Oregon’s wolf population grew by 20 percent in 2014, yet the number of confirmed attacks on livestock decreased from the previous year, according to the latest Wolf Conservation and Management Annual Report released Tuesday.
The Oregon Department of Fish & Wildlife counted 77 known wolves across the state, compared to 64 a year ago. Nine packs were documented including eight breeding pairs, which was enough to trigger Phase II of the wolf management plan in Eastern Oregon.
Phase II of the plan allows more flexibility to kill wolves that make a habit of preying on livestock.

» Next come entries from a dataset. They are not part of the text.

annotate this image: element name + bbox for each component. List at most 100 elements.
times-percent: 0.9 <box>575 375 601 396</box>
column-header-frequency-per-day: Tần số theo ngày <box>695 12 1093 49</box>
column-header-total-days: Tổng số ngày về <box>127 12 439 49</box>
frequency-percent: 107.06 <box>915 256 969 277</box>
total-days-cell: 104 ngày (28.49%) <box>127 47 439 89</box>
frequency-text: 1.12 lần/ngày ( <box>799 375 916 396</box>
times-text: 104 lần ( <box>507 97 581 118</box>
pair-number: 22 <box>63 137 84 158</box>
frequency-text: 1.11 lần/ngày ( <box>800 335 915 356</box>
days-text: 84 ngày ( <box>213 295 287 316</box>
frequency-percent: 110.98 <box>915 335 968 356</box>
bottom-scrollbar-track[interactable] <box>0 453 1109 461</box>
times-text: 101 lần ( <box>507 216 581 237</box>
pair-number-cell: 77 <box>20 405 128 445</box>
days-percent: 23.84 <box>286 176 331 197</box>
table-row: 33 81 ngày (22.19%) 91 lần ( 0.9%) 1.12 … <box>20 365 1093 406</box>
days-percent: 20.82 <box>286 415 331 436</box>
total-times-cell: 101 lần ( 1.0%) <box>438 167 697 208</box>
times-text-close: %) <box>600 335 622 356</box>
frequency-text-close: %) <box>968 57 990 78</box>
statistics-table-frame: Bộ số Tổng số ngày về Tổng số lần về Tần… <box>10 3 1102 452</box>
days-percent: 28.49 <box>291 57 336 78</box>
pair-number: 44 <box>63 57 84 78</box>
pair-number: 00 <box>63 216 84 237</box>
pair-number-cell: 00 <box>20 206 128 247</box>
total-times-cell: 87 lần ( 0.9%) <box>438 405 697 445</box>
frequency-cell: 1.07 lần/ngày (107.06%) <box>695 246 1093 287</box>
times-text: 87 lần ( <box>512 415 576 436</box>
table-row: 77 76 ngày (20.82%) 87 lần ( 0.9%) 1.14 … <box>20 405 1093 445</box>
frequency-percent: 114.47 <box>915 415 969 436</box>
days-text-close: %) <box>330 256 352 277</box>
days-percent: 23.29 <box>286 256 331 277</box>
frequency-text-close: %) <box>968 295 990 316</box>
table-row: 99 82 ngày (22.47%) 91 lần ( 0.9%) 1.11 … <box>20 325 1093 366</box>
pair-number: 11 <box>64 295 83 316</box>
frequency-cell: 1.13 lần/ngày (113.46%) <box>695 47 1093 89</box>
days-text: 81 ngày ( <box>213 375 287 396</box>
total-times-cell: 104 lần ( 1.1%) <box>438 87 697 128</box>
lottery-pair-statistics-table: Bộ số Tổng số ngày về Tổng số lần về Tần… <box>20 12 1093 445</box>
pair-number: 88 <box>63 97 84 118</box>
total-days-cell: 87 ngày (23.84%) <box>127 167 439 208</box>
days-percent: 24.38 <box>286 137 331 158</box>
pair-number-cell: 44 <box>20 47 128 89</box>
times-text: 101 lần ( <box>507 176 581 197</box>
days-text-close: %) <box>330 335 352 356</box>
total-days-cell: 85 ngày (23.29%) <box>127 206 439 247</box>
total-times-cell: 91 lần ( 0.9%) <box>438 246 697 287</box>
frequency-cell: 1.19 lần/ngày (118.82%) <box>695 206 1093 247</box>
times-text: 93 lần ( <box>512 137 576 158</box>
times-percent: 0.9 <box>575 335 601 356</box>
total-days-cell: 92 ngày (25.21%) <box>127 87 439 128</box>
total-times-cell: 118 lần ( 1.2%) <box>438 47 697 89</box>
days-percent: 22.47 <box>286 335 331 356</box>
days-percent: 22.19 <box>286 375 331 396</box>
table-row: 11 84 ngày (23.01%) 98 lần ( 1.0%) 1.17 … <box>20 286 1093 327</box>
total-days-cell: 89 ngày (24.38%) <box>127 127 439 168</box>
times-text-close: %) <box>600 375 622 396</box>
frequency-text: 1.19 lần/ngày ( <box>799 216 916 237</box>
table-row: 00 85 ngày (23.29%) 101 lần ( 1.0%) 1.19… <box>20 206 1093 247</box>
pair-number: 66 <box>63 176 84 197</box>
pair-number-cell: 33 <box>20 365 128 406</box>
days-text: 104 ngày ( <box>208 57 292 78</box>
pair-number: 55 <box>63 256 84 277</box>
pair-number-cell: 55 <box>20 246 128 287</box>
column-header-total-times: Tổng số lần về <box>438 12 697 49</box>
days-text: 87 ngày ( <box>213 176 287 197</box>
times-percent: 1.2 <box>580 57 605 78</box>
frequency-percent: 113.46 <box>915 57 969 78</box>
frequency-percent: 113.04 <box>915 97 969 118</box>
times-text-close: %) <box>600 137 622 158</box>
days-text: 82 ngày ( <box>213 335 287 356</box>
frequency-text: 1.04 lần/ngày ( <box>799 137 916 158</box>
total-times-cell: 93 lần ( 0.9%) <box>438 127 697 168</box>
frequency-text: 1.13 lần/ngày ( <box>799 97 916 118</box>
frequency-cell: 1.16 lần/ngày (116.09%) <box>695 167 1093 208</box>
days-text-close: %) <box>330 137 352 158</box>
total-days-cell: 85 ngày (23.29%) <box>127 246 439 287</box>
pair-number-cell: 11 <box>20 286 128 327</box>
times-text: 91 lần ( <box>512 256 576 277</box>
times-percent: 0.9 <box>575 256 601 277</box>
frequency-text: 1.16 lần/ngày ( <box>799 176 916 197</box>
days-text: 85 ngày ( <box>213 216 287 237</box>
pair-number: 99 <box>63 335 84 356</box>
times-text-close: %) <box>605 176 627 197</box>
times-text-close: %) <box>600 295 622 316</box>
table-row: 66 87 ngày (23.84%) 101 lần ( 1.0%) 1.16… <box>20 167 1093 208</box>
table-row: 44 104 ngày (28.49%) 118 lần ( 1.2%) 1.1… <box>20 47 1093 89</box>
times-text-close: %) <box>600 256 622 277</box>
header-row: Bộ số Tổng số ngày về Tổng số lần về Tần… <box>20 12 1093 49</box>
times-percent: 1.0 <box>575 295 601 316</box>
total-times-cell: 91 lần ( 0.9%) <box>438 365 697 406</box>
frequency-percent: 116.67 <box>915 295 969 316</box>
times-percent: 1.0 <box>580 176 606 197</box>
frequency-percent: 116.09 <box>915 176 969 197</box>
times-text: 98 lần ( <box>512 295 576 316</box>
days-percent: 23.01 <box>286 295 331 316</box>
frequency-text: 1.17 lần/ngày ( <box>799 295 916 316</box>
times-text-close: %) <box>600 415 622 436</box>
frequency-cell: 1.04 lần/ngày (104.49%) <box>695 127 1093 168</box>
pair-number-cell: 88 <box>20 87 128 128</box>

It could pave the way to removing wolves from the state endangered species list entirely. That would apply only to packs located east of highways 395, 78 and 95; wolves remain federally protected in western Oregon.
Todd Nash, a Wallowa County rancher and chairman of the Oregon Cattlemen’s Association wolf committee, has said producers will push for delisting in 2015 and that lethal control is critical for dealing with problem wolves.
“Compensation of depredation is a Band-Aid, but when you have depredations, we need to be able to take out those packs,” Nash said during the Umatilla County Cattlemen’s Association annual meeting last December in Pendleton.
Conservation groups, however, said the state should move slowly in considering whether or not to remove protections. Population growth in 2014 was lower than the 2013 rate of 33 percent. And of the 77 wolves counted, 26 are pups less than a year old.
“The population remains fragile,” said Steve Pedery, conservation director for Oregon Wild, in a prepared statement. “ODFW must resist giving in to political pressure, declare mission accomplished, and turn their back on important protections for wolves that have gotten this far.”
ODFW staff will brief the Fish and Wildlife Commission at its March 6 meeting in Salem. The commission could make its decision on delisting as early as June, after hearing input from the public.
The 2014 wolf report also shows the department investigated 34 incidents of wolf predation on livestock in five counties. Of those incidents, 11 were confirmed by ODFW in Eastern Oregon, down from 13 a year ago.
But while the number of incidents was down, the number of animals killed was drastically higher. Local ranchers lost 30 sheep and two cattle during the year, compared to just 12 total animals in 2013.
Compensation totaled more than $150,000 from the Oregon Department of Agriculture’s Wolf Depredation Compensation and Financial Assistance County Block Grant Program. About 90 percent of that money was awarded to producers in Wallowa, Umatilla and Union counties, with the vast majority earmarked for non-lethal preventative measures such as range riders and fladry fencing.